Jason Hughes of AOL TV felt the creature to look like a "sock puppet when it was loose and flailing about angrily" and felt this to be "almost like a nod to old Doctor Who, which had awesomely awful special effects at times". He also felt that Rhys becoming aware of Torchwood "adds a new and interesting dynamic to the show." Stephen Frank, writing for the gay and bisexual male entertainment site AfterElton indicated that he was "all in favour" of getting "to know our favorite Cardiff cuckold [Rhys] a little bit better". Though critical of Gwen's characterisation in previous episodes, he praised her defense of Rhys' memories at the end of the episode as her "finest moment on this show" and stated that it "helps rehabilitate her". He stated overall that "Meat" had "performed something of a minor miracle in the way it’s made me reassess my views of both Gwen and Rhys and their relationship." Alasdair Stewart of Firefox News felt that Tregenna had written some of the strongest episodes of the series in the past and stated the episode "should be one of the highlights of the series" but "instead, it's a mess". He criticised the plausibility of the villains, the poor special effects of the alien and the incompetency of the Torchwood team, describing the episode as containing a "total lack of consistency" and "a total lack of basic understanding of what Torchwood are supposed to be capable of". He felt Kai Owen provided "a bright spot in the episode" describing him as "clearly a powerhouse of an actor" and opining that "the scenes where he uncorks on first Eve Myles and then John Barrowman" also brought out "the best in both actors". Conversely, io9's Charlie Jane Anders felt the alien half of the episode to be "one of the best examples of a humans-are-the-real-monsters story ever" but felt that "the other half of the episode was Torchwood at its rock-bottom worst". She criticised the argument scenes stating: "I was having psychic chunks carved off me by a man in a yellow helmet, every time Gwen screamed at Rhys or Jack" and felt overall that the episode contained "too much screaming". She enjoyed the innuendos made by Jack, but criticised the scene where Gwen stared "psycho-killerishly" at him whilst kissing Rhys.

John Beresford of TV Scoop felt that "Meat" finally provided "a story that was well conceived, realised and paced" opining that at last "Torchwood came of age" and that it was "easily the best Torchwood story so far." He did have some problems such as "really pathetic alien, the odd off-colour innuendo about alien "meat" and the lazy convenience of the amnesia pills" but felt that these were relatively minor.
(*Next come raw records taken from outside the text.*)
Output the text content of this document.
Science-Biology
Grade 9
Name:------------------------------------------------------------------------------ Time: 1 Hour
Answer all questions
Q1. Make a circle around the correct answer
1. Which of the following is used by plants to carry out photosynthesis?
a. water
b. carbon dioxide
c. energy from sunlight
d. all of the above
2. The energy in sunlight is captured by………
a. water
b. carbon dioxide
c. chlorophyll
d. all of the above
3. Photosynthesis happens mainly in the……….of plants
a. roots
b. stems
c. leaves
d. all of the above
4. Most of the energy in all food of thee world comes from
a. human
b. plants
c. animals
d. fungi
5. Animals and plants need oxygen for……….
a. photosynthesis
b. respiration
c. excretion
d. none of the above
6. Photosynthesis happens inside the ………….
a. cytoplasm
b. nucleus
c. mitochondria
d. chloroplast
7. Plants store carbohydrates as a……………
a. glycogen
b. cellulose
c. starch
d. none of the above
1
The strongest points of the episode for him were the acting which he felt to be "uniformly better than usual and on occasion almost incandescent" and the dialogue which was "so natural it didn’t actually sound like "dialogue" at all". Stephen James Walker, in his own analysis of the episode, gave a mostly favourable review. He criticised the alien space whale as the "one less-than-wonderful" aspect of the episode but praised the opening sequence and the use of the "bleak industrial setting" by director Colin Teague. He felt that the expanded role of Rhys was one of the most pleasing aspects of the scripts and praised the humorous interactions that constituted "male bonding" between him and Jack. He singled out a scene where Gwen turns "a gesture of affection" toward Rhys "into a teasing come-on" to Jack by making eye-contact with the latter whilst kissing the former as characteristic of the "moral ambiguity" which makes her "such a great character". He also felt that whilst they did not have much to do, Tosh, Owen and Ianto had some good scenes which further demonstrated "Tregenna's adeptness at handling the show's regular characters".